卵巣の機能の最大の指標であるエストロゲンの分泌量は、幼児期か
ら思春期に増加し、20歳代の前半にピークとなり、その後成熟期と
はいえ徐々に減少し、40歳を過ぎてから50歳半ばにかけ急激に
減少します。特に閉経してからは、卵巣からのエストロゲンの分泌
はなくなります。通常50歳半ばまでに卵巣からのエストロゲンの
分泌は全くなくなります。
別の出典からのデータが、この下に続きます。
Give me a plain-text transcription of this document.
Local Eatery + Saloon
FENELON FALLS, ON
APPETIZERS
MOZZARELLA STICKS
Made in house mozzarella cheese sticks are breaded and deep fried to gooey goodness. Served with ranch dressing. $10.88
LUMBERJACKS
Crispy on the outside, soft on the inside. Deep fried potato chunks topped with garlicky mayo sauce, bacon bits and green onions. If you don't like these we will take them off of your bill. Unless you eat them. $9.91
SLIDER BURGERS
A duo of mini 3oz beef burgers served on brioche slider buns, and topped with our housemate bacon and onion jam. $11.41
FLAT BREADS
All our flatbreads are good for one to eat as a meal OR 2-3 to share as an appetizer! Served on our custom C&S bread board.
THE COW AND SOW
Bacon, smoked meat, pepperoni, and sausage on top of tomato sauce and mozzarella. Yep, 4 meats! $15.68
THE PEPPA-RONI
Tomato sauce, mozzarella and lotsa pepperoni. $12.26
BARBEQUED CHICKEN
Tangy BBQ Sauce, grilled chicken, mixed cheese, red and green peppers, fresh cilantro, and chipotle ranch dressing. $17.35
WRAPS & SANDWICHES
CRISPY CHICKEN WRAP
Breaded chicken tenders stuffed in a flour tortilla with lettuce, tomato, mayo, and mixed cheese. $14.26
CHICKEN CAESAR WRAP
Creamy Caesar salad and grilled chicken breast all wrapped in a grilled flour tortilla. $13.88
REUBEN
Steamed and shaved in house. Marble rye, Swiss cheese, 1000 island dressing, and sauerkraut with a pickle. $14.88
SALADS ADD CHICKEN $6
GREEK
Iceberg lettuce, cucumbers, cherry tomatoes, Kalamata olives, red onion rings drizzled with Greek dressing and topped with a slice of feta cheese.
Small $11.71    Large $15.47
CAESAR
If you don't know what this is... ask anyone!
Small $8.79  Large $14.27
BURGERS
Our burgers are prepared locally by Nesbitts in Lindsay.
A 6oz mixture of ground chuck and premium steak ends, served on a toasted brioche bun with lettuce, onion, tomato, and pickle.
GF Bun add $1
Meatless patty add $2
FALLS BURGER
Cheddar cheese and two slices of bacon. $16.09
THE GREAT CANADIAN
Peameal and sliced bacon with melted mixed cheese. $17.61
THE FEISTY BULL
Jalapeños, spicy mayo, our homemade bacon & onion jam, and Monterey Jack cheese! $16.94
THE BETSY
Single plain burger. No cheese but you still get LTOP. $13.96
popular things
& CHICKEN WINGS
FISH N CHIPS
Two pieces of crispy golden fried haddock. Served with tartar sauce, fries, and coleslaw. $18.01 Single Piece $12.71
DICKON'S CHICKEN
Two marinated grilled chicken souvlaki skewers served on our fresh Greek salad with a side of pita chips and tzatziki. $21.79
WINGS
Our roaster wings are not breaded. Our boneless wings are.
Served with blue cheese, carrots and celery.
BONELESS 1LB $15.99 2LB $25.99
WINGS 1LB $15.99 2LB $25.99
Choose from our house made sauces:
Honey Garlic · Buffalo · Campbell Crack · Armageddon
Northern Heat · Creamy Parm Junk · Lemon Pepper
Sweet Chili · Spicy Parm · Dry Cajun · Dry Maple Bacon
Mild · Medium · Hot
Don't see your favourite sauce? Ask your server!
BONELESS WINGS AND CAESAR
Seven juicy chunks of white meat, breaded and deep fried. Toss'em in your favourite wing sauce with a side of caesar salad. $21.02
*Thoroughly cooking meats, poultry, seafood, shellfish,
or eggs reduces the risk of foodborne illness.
一方、脳下垂体からの卵巣を刺激するゴ
ナドトロピンの分泌量は、卵巣のホルモン分泌機能の低下に逆相
関して40歳を過ぎると上昇します。
2)閉経
世界保健機構(WHO)による閉経の定義は、「閉経とは卵巣にお
ける卵胞の消失による永久的な月経の停止」とされています。
胎生期の卵巣には卵胞が数百万個存在していますが、アポトーシス
により出生後急速に減少し、思春期以降も減り続けて閉経期ころに
は数百個レベルになり、やがて卵巣には、卵胞が見られなくなります。
実際には、40歳以上の女性で1年以上月経を認めなければ閉経と
します。日本産婦人科学会では、閉経年齢の中央値を50.5歳とし、
閉経の正常範囲を45〜56歳としています。
※アポトーシス (apoptosis) とは、多細胞生物の体を構成する細胞
の死に方の一種で、個体をより良い状態に保つために積極的に引
き起こされる、管理・調節された細胞の自殺のこと。
3)更年期の定義
国際産婦人科連盟(FIGO)では「更年期とは性的成熟状態から
卵巣機能が完全に消失するまでの期間」と定義しています。
・女性の一生の卵巣機能からみた区分
幼小児期:1〜7歳
思春期:8〜18歳
性成熟期:19〜41歳
更年期:42〜55歳
老年期:57歳〜
4)女性ホルモン欠乏症状
元来、女性性ステロイドホルモンは、泌尿・生殖器への作用が主で
すが、生殖器外作用として1)自律神経調整作用、2)精神心理安
定作用、3)骨・脂質などの代謝調節作用などがあります。
更年期には、特にエストロゲンの減少や欠乏がおこるので、これら
の泌尿・生殖器やそれ以外への生理作用が減弱することによって
様々な症状が現れます。
更年期に入りまず起こる症状は、月経状態が変化することです。し
たがって42歳を過ぎて月経の周期に今までと違いが出てくれば、
その人にとっての更年期が始まったと判断できます。
個人差はありますが、やがて自律神経失調症状、精神神経症状が
みられ、50歳の閉経を過ぎると泌尿・生殖器の萎縮症状、さらに数
年して心血管系疾患、骨そしょう症などが現れてきます。